Apr 16, 2014 fbook icon twitter icon rss icon

10 Best Phrases from "Here Comes Honey Boo Boo"

No one could have predicted the juggernaut that Here Comes would be for TLC. After all, it beat out the Republican National Convention for ratings in all of its Red Bull-covered glory. Of course, one of the best parts of getting to know the Thompson family (are you shocked that they have such a normal last name?) is getting to know their own special form of communication; namely, making up their own words for absolutely everything. Hey, I wouldn’t mind working some of these words into my usual repertoire.

1. You’d better redneckonize!

It’s practically the slogan for Honey Boo Boo and rednecks everywhere. Everyone in the Thompson family has uttered it at some point or another, proving that it’s alright to be a redneck – take that, Kardashians!

2. Finagly

After Christopher Walken read lines from Here Comes Honey Boo Boo while promoting his latest movie, the Thompsons were not to be outdone. June – or Mama – and Honey Boo Boo tried reading a part from Pulp Fiction, before getting hung up on “finagly” words. It’s the perfect term that is roughly translated to “anything longer than four letters.”

3. Vajiggle jaggle

Now, I’m not entirely sure what vagiggle jaggle means, only because it’s been used in two contexts on the show: One, to explain overweight women who wear bikinis and two, Alana worrying over her body showing when she wears a swimsuit. Either way, I’ve decided it’s not great. Try using it at your next OB/GYN appointment and report back.

4. Biscuit

OK, this one I understand. Only because June makes it so very clear when she explains that the female sex organ is “called a biscuit because it looks like a biscuit, ya know, when it opens up it looks like a biscuit if it’s cooked right.” Ah, I see. Excuse me while I go throw every biscuit in my home in the garbage. Still, it works perfectly as a code word for when you’re in polite company… unless of course someone actually asks for a biscuit.

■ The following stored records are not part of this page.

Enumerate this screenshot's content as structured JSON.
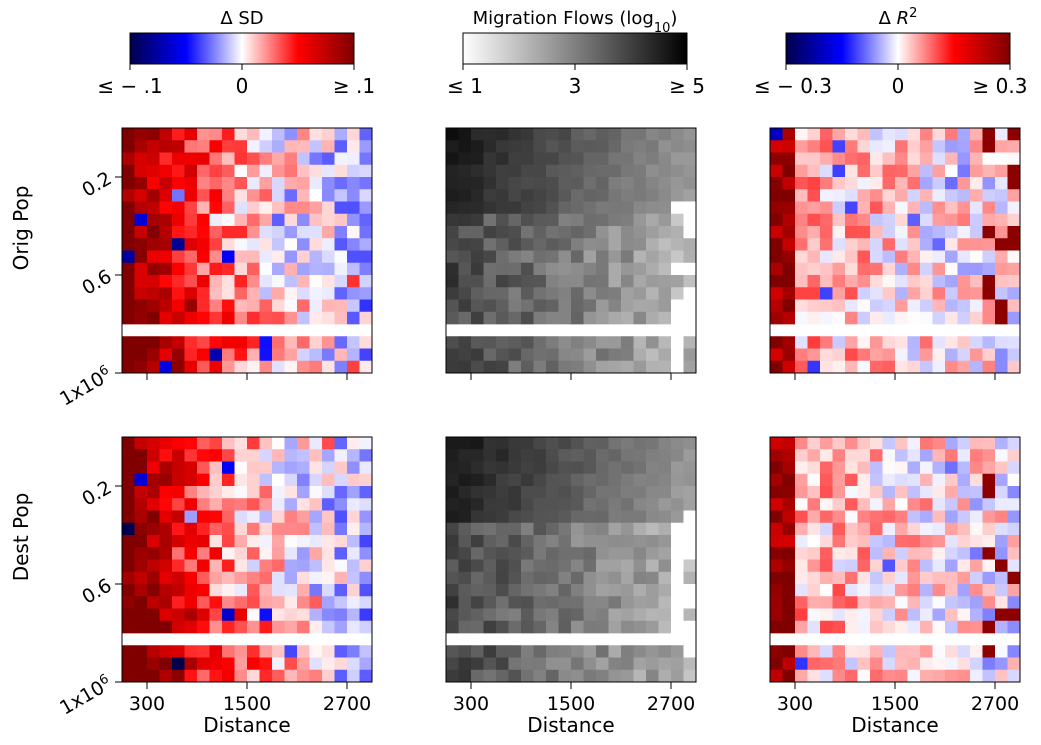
{
  "chart_data": [
    {
      "type": "heatmap",
      "title": "",
      "xlabel": "",
      "ylabel": "Orig Pop",
      "xticks": [
        300,
        1500,
        2700
      ],
      "xtick_labels": [
        "",
        "",
        ""
      ],
      "yticks": [
        "0.2",
        "0.6",
        "1x10^6"
      ],
      "colormap": "seismic",
      "colorbar_title": "Δ SD",
      "colorbar_ticks": [
        "≤ − .1",
        "0",
        "≥ .1"
      ]
    },
    {
      "type": "heatmap",
      "title": "",
      "xlabel": "",
      "ylabel": "",
      "xticks": [
        300,
        1500,
        2700
      ],
      "xtick_labels": [
        "",
        "",
        ""
      ],
      "colormap": "grays",
      "colorbar_title": "Migration Flows (log10)",
      "colorbar_ticks": [
        "≤ 1",
        "3",
        "≥ 5"
      ]
    },
    {
      "type": "heatmap",
      "title": "",
      "xlabel": "",
      "ylabel": "",
      "xticks": [
        300,
        1500,
        2700
      ],
      "xtick_labels": [
        "",
        "",
        ""
      ],
      "colormap": "seismic",
      "colorbar_title": "Δ R²",
      "colorbar_ticks": [
        "≤ − 0.3",
        "0",
        "≥ 0.3"
      ]
    },
    {
      "type": "heatmap",
      "title": "",
      "xlabel": "Distance",
      "ylabel": "Dest Pop",
      "xticks": [
        300,
        1500,
        2700
      ],
      "xtick_labels": [
        "300",
        "1500",
        "2700"
      ],
      "yticks": [
        "0.2",
        "0.6",
        "1x10^6"
      ],
      "colormap": "seismic"
    },
    {
      "type": "heatmap",
      "title": "",
      "xlabel": "Distance",
      "ylabel": "",
      "xticks": [
        300,
        1500,
        2700
      ],
      "xtick_labels": [
        "300",
        "1500",
        "2700"
      ],
      "colormap": "grays"
    },
    {
      "type": "heatmap",
      "title": "",
      "xlabel": "Distance",
      "ylabel": "",
      "xticks": [
        300,
        1500,
        2700
      ],
      "xtick_labels": [
        "300",
        "1500",
        "2700"
      ],
      "colormap": "seismic"
    }
  ]
}
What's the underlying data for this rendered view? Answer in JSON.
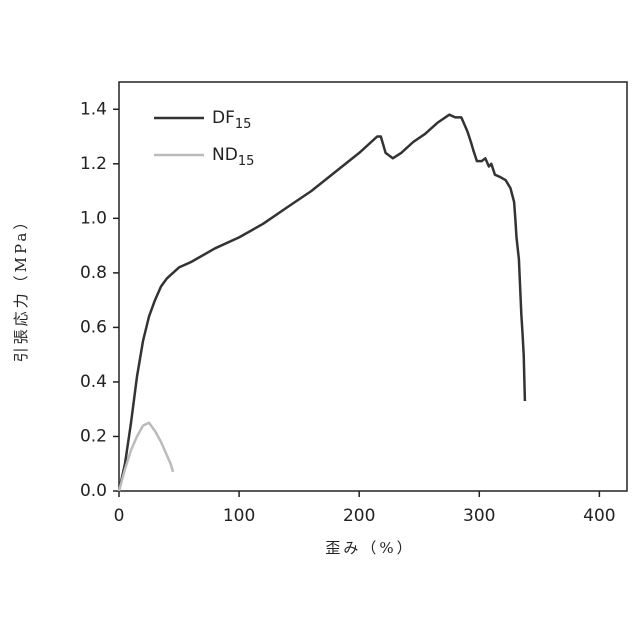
{
  "chart_data": {
    "type": "line",
    "x_label": "歪み（%）",
    "y_label": "引張応力（MPa）",
    "xlim": [
      0,
      423
    ],
    "xticks": [
      0,
      100,
      200,
      300,
      400
    ],
    "ylim": [
      0,
      1.5
    ],
    "yticks": [
      {
        "value": 0,
        "label": "0.0"
      },
      0.2,
      0.4,
      0.6,
      0.8,
      {
        "value": 1,
        "label": "1.0"
      },
      1.2,
      1.4
    ],
    "legend": "upper left",
    "series": [
      {
        "name": "DF15",
        "color": "#333333",
        "x": [
          0,
          5,
          10,
          15,
          20,
          25,
          30,
          35,
          40,
          50,
          60,
          80,
          100,
          120,
          140,
          160,
          180,
          200,
          215,
          218,
          222,
          228,
          235,
          245,
          255,
          265,
          275,
          280,
          285,
          290,
          293,
          295,
          298,
          302,
          305,
          308,
          310,
          313,
          318,
          322,
          326,
          329,
          330,
          331,
          333,
          334,
          335,
          336,
          337,
          338
        ],
        "values": [
          0,
          0.1,
          0.25,
          0.42,
          0.55,
          0.64,
          0.7,
          0.75,
          0.78,
          0.82,
          0.84,
          0.89,
          0.93,
          0.98,
          1.04,
          1.1,
          1.17,
          1.24,
          1.3,
          1.3,
          1.24,
          1.22,
          1.24,
          1.28,
          1.31,
          1.35,
          1.38,
          1.37,
          1.37,
          1.32,
          1.28,
          1.25,
          1.21,
          1.21,
          1.22,
          1.19,
          1.2,
          1.16,
          1.15,
          1.14,
          1.11,
          1.06,
          1.0,
          0.93,
          0.85,
          0.75,
          0.65,
          0.58,
          0.5,
          0.33
        ]
      },
      {
        "name": "ND15",
        "color": "#bbbbbb",
        "x": [
          0,
          5,
          10,
          15,
          20,
          25,
          30,
          35,
          40,
          43,
          45
        ],
        "values": [
          0,
          0.08,
          0.15,
          0.2,
          0.24,
          0.25,
          0.22,
          0.18,
          0.13,
          0.1,
          0.07
        ]
      }
    ]
  }
}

5. Seximous/Beautimous/Anything ending in –mous

The Thompson family loves its made-up words, particularly if ending in –mous. As far as I can tell, it’s just an even better form of the original word. Let’s try it one something else: Stupidmous. See!? It works! [Ed. note: Didn't have a picture for this but thought this was fitting.]

6. Chicken nugget power

In Honey Boo Boo land, chicken nugget power would be the power that fuels Alana’s success in beauty pageants. In the real world, chicken nugget power could be defined as that feeling of defeat you get when you botch your beef bourguignon and zap some microwave food instead. See also: When you go to McDonald’s and order a Happy Meal as a snack. Chicken nugget power!

7. Pregnantest

This is the word that Boo Boo uses to explain her elder sister, who is indeed very pregnant during the first season, before giving birth to baby Kaitlyn. It’s the perfect term to describe a pregnant teen who is following in her mama’s footsteps – Anna had her first baby after June gave birth to her at age 15… and her baby daddy “Sugar Bear” was 23. — Don’t dwell on that.

8. Bam bam look

A term used to describe wandering around in public places sans shoes. Apparently the whole “No shoes, no shirt, no service” rule doesn’t apply at the local gas station. Finally! A way to describe how Britney Spears wanders around barefoot.

9. Frito feet

How else would one describe that distinct aroma wafting from the feet of someone who walks around gas stations without shoes?

10. Sketti

Just like mom used to make: The Thompsons would never miss sketti night, especially when their secret recipe is as easy as dumping a bottle of ketchup and entire tub of Country Crock margarine into a bowl to make a special sketti sauce that apparently, no one can refuse. You’re welcome in advance for the recipe.

Hey, if Honey Boo Boo is going to continue being a cultural phenomenon, the least you can do is brush up on your redneck speak. After all, if Shakespeare could create commonly used phrases like “Love is blind” and “In the twinkling of an eye,” than surely June Thompson is a modern poet in our own time. “Frito feet” certainly has a lyrical ring to it, wouldn’t you say?